Juste parce que parfois, moi j’aime bien qu’on m’explique.

C’est difficile de trouver des mots pour ce que l’ont ressent. Enfin, il est facile de dire pourquoi on aime certaines choses, pourquoi on les déteste, de décrire les syndromes physiques qui les accompagnent tout ça. C’est pour ça qu’on nous a bassiné des années durant avec le champ lexical. Pour les choses qui existent matériellement, et les sentiments existent matériellement, il y a des trucs de grammaire qu’on peut maîtriser formellement ou avec lesquels on peut vaguement jongler, rafistoler, quand comme moi on a jamais été foutu de suivre un cour quelqu’il soit.
Peut-être que si j’avais écouté Madame Molin en 3ème elle l’aurait dit. Peut-être, elle aurait conclut un de ses cours par « Peut-être qu’à force d’entendre des connes comme moi toute la journée vous allez devenir quelqu’un d’aigre qui n’aimera que ce qu’il aime. Peut-être que vous vomirez par principe sur toutes les faiblesses qui vous dépassent. Peut-être que vous cracherez aussi sur toutes les forces qui vous foutent la trouille. Peut-être que cela vous amusera de manier plein de synonymes dont vous ne maîtrisez pas le sens pour déstructurer un peu les idées reçues. Peut-être aussi qu’un jour vous vous rendrez compte que vous n’êtes qu’une merde. Peut-être qu’un jour ce sera évident et qu’à ce moment là vous aurez envie de vous décharger. Et peut-être aussi que ce jour là vous comprendrez que c’est difficile de trouver des mots. Alors et alors seulement, si vous arrivez à faire ça, vous pourrez vous moquer des gens qui essaient d’écrire. Et vous écouterez comment maîtriser votre langue pour pouvoir le décrire, ou au moins en avoir l’air. Y a des techniques bande de cons. C’est ça la vie et puis vous l’apprendrez, c’est du camouflage. Ne vous moquez pas des mecs habillés en militaire ils ne font qu’assumer ce que vous vous cachez. Bon allez récré’. »

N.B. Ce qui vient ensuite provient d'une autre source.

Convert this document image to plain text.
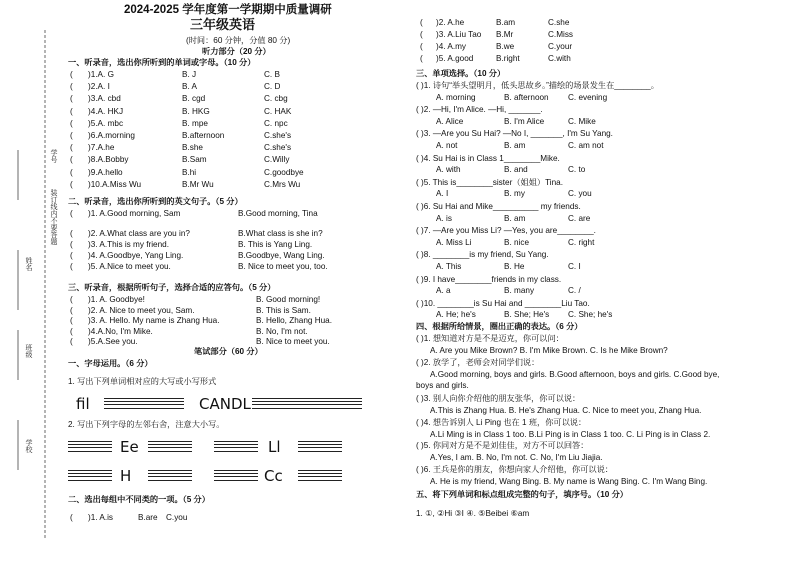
学号
装订线内不要答题
姓名
班级
学校
2024-2025 学年度第一学期期中质量调研
三年级英语
(时间：60 分钟，分值 80 分)
听力部分（20 分）
一、听录音，选出你所听到的单词或字母。（10 分）
( )1.A. G	B. J	C. B
( )2.A. I	B. A	C. D
( )3.A. cbd	B. cgd	C. cbg
( )4.A. HKJ	B. HKG	C. HAK
( )5.A. mbc	B. mpe	C. npc
( )6.A.morning	B.afternoon	C.she's
( )7.A.he	B.she	C.she's
( )8.A.Bobby	B.Sam	C.Willy
( )9.A.hello	B.hi	C.goodbye
( )10.A.Miss Wu	B.Mr Wu	C.Mrs Wu
二、听录音，选出你所听到的英文句子。（5 分）
( )1. A.Good morning, Sam	B.Good morning, Tina
( )2. A.What class are you in?	B.What class is she in?
( )3. A.This is my friend.	B. This is Yang Ling.
( )4. A.Goodbye, Yang Ling.	B.Goodbye, Wang Ling.
( )5. A.Nice to meet you.	B. Nice to meet you, too.
三、听录音，根据所听句子，选择合适的应答句。（5 分）
( )1. A. Goodbye!	B. Good morning!
( )2. A. Nice to meet you, Sam.	B. This is Sam.
( )3. A. Hello. My name is Zhang Hua.	B. Hello, Zhang Hua.
( )4.A.No, I'm Mike.	B. No, I'm not.
( )5.A.See you.	B. Nice to meet you.
笔试部分（60 分）
一、字母运用。（6 分）
1. 写出下列单词相对应的大写或小写形式
fil	CANDL
2. 写出下列字母的左邻右舍，注意大小写。
Ee	Ll
H	Cc
二、选出每组中不同类的一项。（5 分）
( )1. A.is	B.are C.you
( )2. A.he	B.am	C.she
( )3. A.Liu Tao B.Mr	C.Miss
( )4. A.my	B.we	C.your
( )5. A.good	B.right	C.with
三、单项选择。（10 分）
( )1. 诗句“举头望明月，低头思故乡。”描绘的场景发生在________。
A. morning	B. afternoon C. evening
( )2. —Hi, I'm Alice. —Hi, _______.
A. Alice	B. I'm Alice	C. Mike
( )3. —Are you Su Hai? —No I, _______, I'm Su Yang.
A. not	B. am	C. am not
( )4. Su Hai is in Class 1________Mike.
A. with	B. and	C. to
( )5. This is________sister（姐姐）Tina.
A. I	B. my	C. you
( )6. Su Hai and Mike__________ my friends.
A. is	B. am	C. are
( )7. —Are you Miss Li? —Yes, you are________.
A. Miss Li	B. nice	C. right
( )8. ________is my friend, Su Yang.
A. This	B. He	C. I
( )9. I have________friends in my class.
A. a	B. many	C. /
( )10. ________is Su Hai and ________Liu Tao.
A. He; he's	B. She; He's C. She; he's
四、根据所给情景，圈出正确的表达。（6 分）
( )1. 想知道对方是不是迈克，你可以问：
A. Are you Mike Brown? B. I'm Mike Brown. C. Is he Mike Brown?
( )2. 放学了，老师会对同学们说：
A.Good morning, boys and girls. B.Good afternoon, boys and girls. C.Good bye,
boys and girls.
( )3. 别人向你介绍他的朋友张华，你可以说：
A.This is Zhang Hua. B. He's Zhang Hua. C. Nice to meet you, Zhang Hua.
( )4. 想告诉别人 Li Ping 也在 1 班，你可以说：
A.Li Ming is in Class 1 too. B.Li Ping is in Class 1 too. C. Li Ping is in Class 2.
( )5. 你同对方是不是刘佳佳，对方不可以回答：
A.Yes, I am. B. No, I'm not. C. No, I'm Liu Jiajia.
( )6. 王兵是你的朋友，你想向家人介绍他，你可以说：
A. He is my friend, Wang Bing. B. My name is Wang Bing. C. I'm Wang Bing.
五、将下列单词和标点组成完整的句子，填序号。（10 分）
1. ①, ②Hi ③I ④. ⑤Beibei ⑥am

P’t’êt’ qu’elle l’a dit, remarque.

C’est marrant, des fois on est là on voit passer un mec avec les cheveux gras et on se dit que du coup on lui parlera pas. On se dit qu’avec une veste comme ça, c’est vraiment pas possible, j’veux bien être tolérant mais là non. Alors on s’arrête deux secondes et on se demande comment on en est arrivé là. On se rappel de la classe de 6ème et qu’on était pas capable de distinguer si quelqu’un était beau ou non et quel était le problème dans ses fringues, pourquoi les autres tentaient de l’occire. Et puis, on aimerait bien redevenir comme ça parce qu’à l’époque les choses étaient plus simples.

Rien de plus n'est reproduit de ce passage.